This past spring and summer, Saul was a volunteer photography teacher at St. Anthony of Padua School in the Cramer Hill neighborhood. “We took the children to neighborhood parks to photograph,” she says, “and to a Camden Riversharks minor league baseball game, where my photographer friends and I sat with them, let them use our cameras and showed them how to tweak their images in Photoshop. We gave them prints for their end-of-the-summer show and to take home.”

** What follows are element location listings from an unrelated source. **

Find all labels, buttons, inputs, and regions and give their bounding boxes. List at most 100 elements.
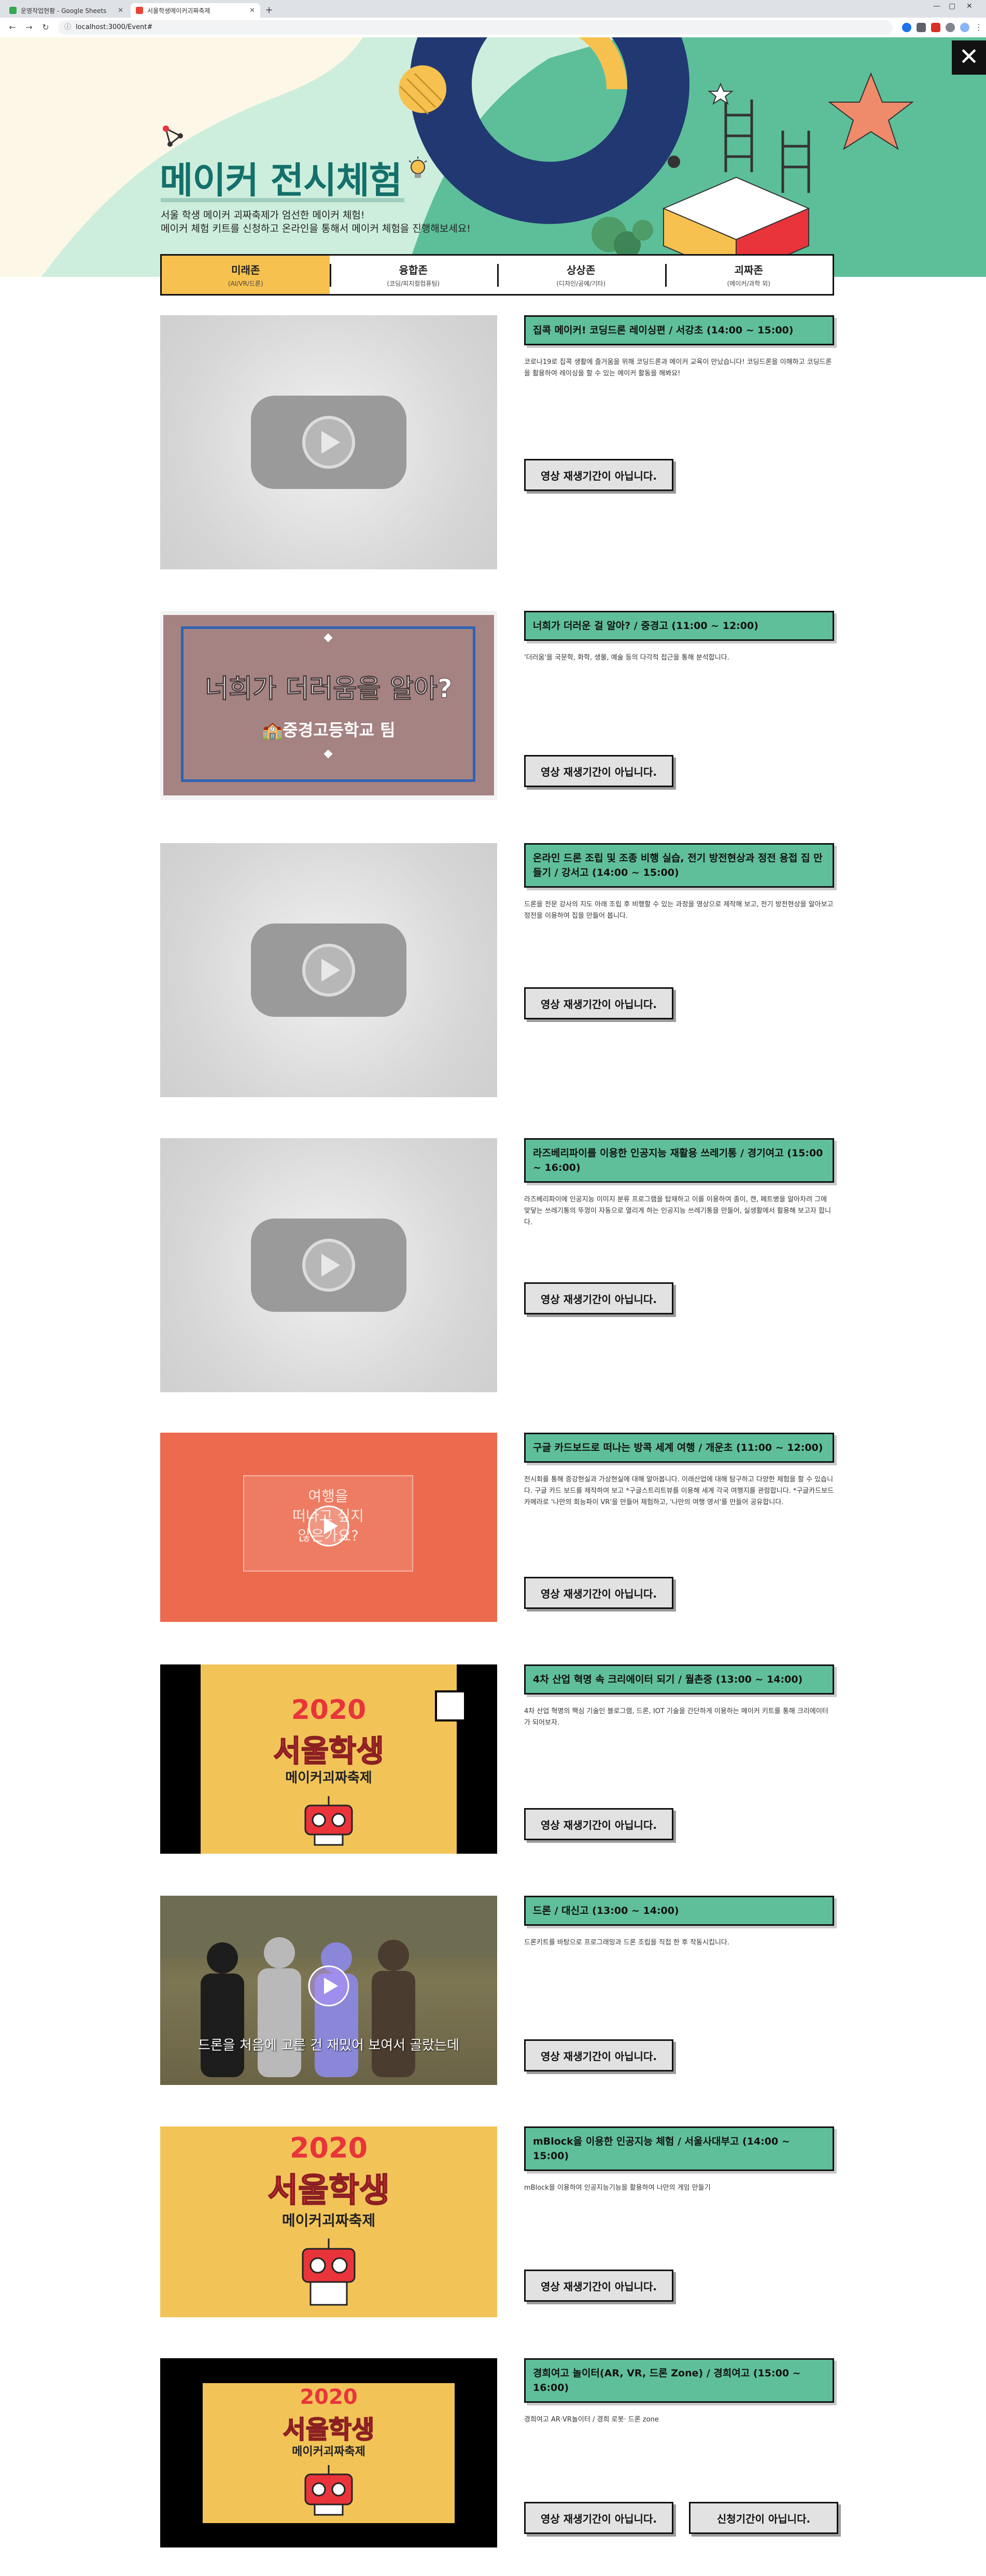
exhibit-title: 너희가 더러운 걸 알아? / 중경고 (11:00 ~ 12:00) <box>524 611 834 641</box>
play-icon[interactable] <box>307 1504 350 1548</box>
exhibit-description: 전시회를 통해 증강현실과 가상현실에 대해 알아봅니다. 이래산업에 대해 탐… <box>524 1476 834 1506</box>
button-row: 영상 재생기간이 아닙니다. <box>524 2270 673 2302</box>
exhibit-description: 드론을 전문 강사의 지도 아래 조립 후 비행할 수 있는 과정을 영상으로 … <box>524 901 834 920</box>
exhibit-title: 4차 산업 혁명 속 크리에이터 되기 / 월촌중 (13:00 ~ 14:00… <box>524 1664 834 1695</box>
exhibit-description: 코로나19로 집콕 생활에 즐거움을 위해 코딩드론과 메이커 교육이 만났습니… <box>524 358 832 377</box>
zone-name: 미래존 <box>231 264 260 276</box>
extension-icon[interactable] <box>902 23 911 32</box>
zone-name: 상상존 <box>567 264 596 276</box>
exhibit-title: 라즈베리파이를 이용한 인공지능 재활용 쓰레기통 / 경기여고 (15:00 … <box>524 1138 834 1183</box>
window-close-icon[interactable]: ✕ <box>966 2 973 10</box>
poster-subtitle: 메이커괴짜축제 <box>292 2445 365 2458</box>
exhibit-title: 구글 카드보드로 떠나는 방콕 세계 여행 / 개운초 (11:00 ~ 12:… <box>524 1433 834 1463</box>
zone-sub: (디자인/공예/기타) <box>556 280 606 287</box>
video-unavailable-button[interactable]: 영상 재생기간이 아닙니다. <box>524 459 673 491</box>
video-unavailable-button[interactable]: 영상 재생기간이 아닙니다. <box>524 2502 673 2534</box>
new-tab-button[interactable]: + <box>263 5 275 16</box>
reload-icon[interactable]: ↻ <box>39 22 52 33</box>
browser-tab-festival[interactable]: 서울학생메이커괴짜축제 ✕ <box>131 3 260 18</box>
qr-code <box>435 1690 466 1721</box>
video-unavailable-button[interactable]: 영상 재생기간이 아닙니다. <box>524 1808 673 1840</box>
video-thumbnail[interactable] <box>160 843 497 1097</box>
menu-dots-icon[interactable]: ⋮ <box>973 22 985 33</box>
exhibit-title: 드론 / 대신고 (13:00 ~ 14:00) <box>524 1896 834 1926</box>
minimize-icon[interactable]: — <box>933 2 940 10</box>
zone-sub: (AI/VR/드론) <box>228 280 263 287</box>
video-thumbnail[interactable]: 너희가 더러움을 알아? 🏫중경고등학교 팀 <box>160 611 497 800</box>
button-row: 영상 재생기간이 아닙니다. <box>524 2039 673 2071</box>
extensions-puzzle-icon[interactable] <box>946 23 955 32</box>
robot-icon <box>304 1796 353 1846</box>
video-thumbnail[interactable]: 여행을 떠나고 싶지 않은가요? <box>160 1433 497 1622</box>
extension-icon[interactable] <box>917 23 926 32</box>
browser-tab-sheets[interactable]: 운영작업현황 - Google Sheets ✕ <box>4 3 129 18</box>
video-thumbnail[interactable]: 드론을 처음에 고른 건 재밌어 보여서 골랐는데 <box>160 1896 497 2085</box>
thumbnail-title: 너희가 더러움을 알아? <box>205 674 453 704</box>
exhibit-description: 라즈베리파이에 인공지능 이미지 분류 프로그램을 탑재하고 이를 이용하여 종… <box>524 1196 831 1226</box>
button-row: 영상 재생기간이 아닙니다. 신청기간이 아닙니다. <box>524 2502 838 2534</box>
tab-fusion-zone[interactable]: 융합존 (코딩/피지컬컴퓨팅) <box>329 256 498 294</box>
zone-tabs: 미래존 (AI/VR/드론) 융합존 (코딩/피지컬컴퓨팅) 상상존 (디자인/… <box>160 254 834 296</box>
video-unavailable-button[interactable]: 영상 재생기간이 아닙니다. <box>524 755 673 787</box>
poster-year: 2020 <box>289 2132 368 2164</box>
maximize-icon[interactable]: ▢ <box>949 2 955 10</box>
poster-title: 서울학생 <box>283 2415 375 2445</box>
browser-toolbar: ← → ↻ ⓘ localhost:3000/Event# ⋮ <box>0 18 986 38</box>
address-bar[interactable]: ⓘ localhost:3000/Event# <box>58 20 893 35</box>
close-button[interactable]: ✕ <box>952 40 986 75</box>
exhibit-title: 집콕 메이커! 코딩드론 레이싱편 / 서강초 (14:00 ~ 15:00) <box>524 315 834 345</box>
poster-year: 2020 <box>291 1695 367 1726</box>
tab-title: 서울학생메이커괴짜축제 <box>147 7 210 15</box>
video-unavailable-button[interactable]: 영상 재생기간이 아닙니다. <box>524 2270 673 2302</box>
maker-logo-icon <box>163 125 183 147</box>
video-caption: 드론을 처음에 고른 건 재밌어 보여서 골랐는데 <box>198 2038 460 2053</box>
video-unavailable-button[interactable]: 영상 재생기간이 아닙니다. <box>524 2039 673 2071</box>
tab-imagination-zone[interactable]: 상상존 (디자인/공예/기타) <box>497 256 665 294</box>
button-row: 영상 재생기간이 아닙니다. <box>524 987 673 1019</box>
exhibit-panel: mBlock을 이용한 인공지능 체험 / 서울사대부고 (14:00 ~ 15… <box>524 2126 834 2302</box>
video-placeholder-icon <box>251 1219 406 1312</box>
extension-icon[interactable] <box>931 23 940 32</box>
video-thumbnail[interactable] <box>160 315 497 569</box>
button-row: 영상 재생기간이 아닙니다. <box>524 755 673 787</box>
video-placeholder-icon <box>251 923 406 1017</box>
tab-geek-zone[interactable]: 괴짜존 (메이커/과학 외) <box>665 256 833 294</box>
exhibit-title: 경희여고 놀이터(AR, VR, 드론 Zone) / 경희여고 (15:00 … <box>524 2358 834 2403</box>
tab-future-zone[interactable]: 미래존 (AI/VR/드론) <box>162 256 330 294</box>
close-tab-icon[interactable]: ✕ <box>249 7 255 15</box>
exhibit-panel: 드론 / 대신고 (13:00 ~ 14:00) 드론키트를 바탕으로 프로그래… <box>524 1896 834 2071</box>
exhibit-description: 경희여고 AR·VR놀이터 / 경희 로봇· 드론 zone <box>524 2416 659 2424</box>
exhibit-description: 드론키트를 바탕으로 프로그래밍과 드론 조립을 직접 한 후 작동시킵니다. <box>524 1939 729 1947</box>
zone-name: 괴짜존 <box>734 264 763 276</box>
video-unavailable-button[interactable]: 영상 재생기간이 아닙니다. <box>524 987 673 1019</box>
exhibit-panel: 너희가 더러운 걸 알아? / 중경고 (11:00 ~ 12:00) '더러움… <box>524 611 834 787</box>
video-unavailable-button[interactable]: 영상 재생기간이 아닙니다. <box>524 1577 673 1609</box>
application-unavailable-button[interactable]: 신청기간이 아닙니다. <box>689 2502 838 2534</box>
zone-name: 융합존 <box>399 264 428 276</box>
poster-subtitle: 메이커괴짜축제 <box>281 2212 376 2229</box>
exhibit-panel: 라즈베리파이를 이용한 인공지능 재활용 쓰레기통 / 경기여고 (15:00 … <box>524 1138 834 1314</box>
poster-title: 서울학생 <box>273 1733 384 1769</box>
lightbulb-icon <box>409 157 427 178</box>
video-unavailable-button[interactable]: 영상 재생기간이 아닙니다. <box>524 1282 673 1314</box>
button-row: 영상 재생기간이 아닙니다. <box>524 1808 673 1840</box>
site-info-icon[interactable]: ⓘ <box>64 20 71 35</box>
exhibit-description: '더러움'을 국문학, 화학, 생물, 예술 등의 다각적 접근을 통해 분석합… <box>524 654 729 662</box>
video-thumbnail[interactable]: 2020 서울학생 메이커괴짜축제 <box>160 2126 497 2317</box>
school-emblem-icon: 🏫 <box>262 720 283 740</box>
profile-avatar[interactable] <box>960 23 969 32</box>
thumbnail-subtitle-text: 중경고등학교 팀 <box>283 720 396 740</box>
exhibit-panel: 집콕 메이커! 코딩드론 레이싱편 / 서강초 (14:00 ~ 15:00) … <box>524 315 834 491</box>
robot-icon <box>304 2465 353 2516</box>
forward-icon[interactable]: → <box>23 22 35 33</box>
close-tab-icon[interactable]: ✕ <box>118 7 123 15</box>
hero-description: 서울 학생 메이커 괴짜축제가 엄선한 메이커 체험! 메이커 체험 키트를 신… <box>161 208 471 235</box>
play-icon[interactable] <box>307 1964 350 2008</box>
video-thumbnail[interactable]: 2020 서울학생 메이커괴짜축제 <box>160 2358 497 2547</box>
video-thumbnail[interactable] <box>160 1138 497 1392</box>
video-thumbnail[interactable]: 2020 서울학생 메이커괴짜축제 <box>160 1664 497 1854</box>
back-icon[interactable]: ← <box>6 22 19 33</box>
browser-tab-strip: 운영작업현황 - Google Sheets ✕ 서울학생메이커괴짜축제 ✕ +… <box>0 0 986 18</box>
exhibit-description: 4차 산업 혁명의 핵심 기술인 블로그램, 드론, IOT 기술을 간단하게 … <box>524 1707 828 1727</box>
exhibit-panel: 경희여고 놀이터(AR, VR, 드론 Zone) / 경희여고 (15:00 … <box>524 2358 838 2534</box>
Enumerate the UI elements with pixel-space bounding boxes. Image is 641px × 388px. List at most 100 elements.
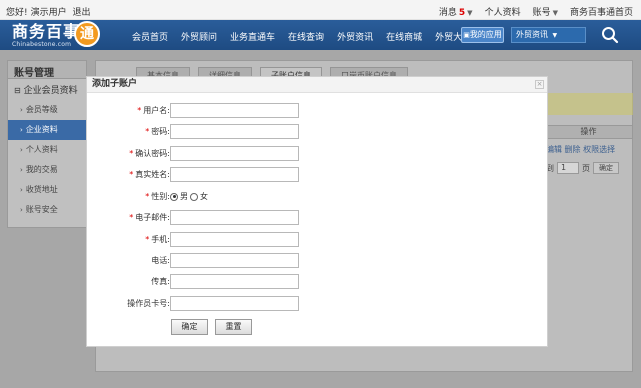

As part of her fellowship, she is documenting the school year at Camden High School, where she has also started a photography club. Camden High, once Camden’s flagship, is ranked among the lowest performing in the state. “I was tired of hearing about per-pupil costs and how the kids fared on standardized tests, but rarely about how poverty impacts learning. Camden High students have precious few after-school activities. Photography seemed like a natural way for them to express themselves and depict their own community.”
Social media has played a major role in this project. Saul’s Facebook page, “Camden, NJ: A Spirit Invincible,” is a place for Camden residents to see themselves portrayed with humanity. It gets anywhere from 3,000 to 35,000 page views in a week. In recent months, she turned to Instagram as @aprilsaul.
“When I drive around and stop to take a picture, residents ask where they can see it. Instead of telling them it might appear in my newspaper, I ask them to hand me their smartphones, show them the FB page (facebook.com/aprilsaulincamden) and tell them to take a look later or next morning.”
Over the years, her stories have raised thousands of dollars for families and programs in need. For her “Kids, Guns and a Deadly Toll” project in 2006, she wrote and photographed a column for each child killed by guns in the Philadelphia area. Each child was named, described and even mourned by a major media outlet instead of just being a statistic. A public defender used her columns to convey to his clients the impact of the lives they’d taken, and a doctor was inspired to hold a seminar on youth violence and trauma. Says Saul, “Receiving the Hero of Peace Award in Philadelphia for that work made me want to do more and probably helped lead me to Camden.”
For this project, April Saul has been using a Nikon D700 and a Nikon Df, a 17–35mm Nikkor lens on one body and a 50mm or 85mm Nikkor lens on the other, with a flash to augment existing light. She has a Nikon D7000 in her trunk for video and uses a MacBook Pro and a new iMac, which she hopes to use to “finally, hopefully, learn Final Cut Pro!”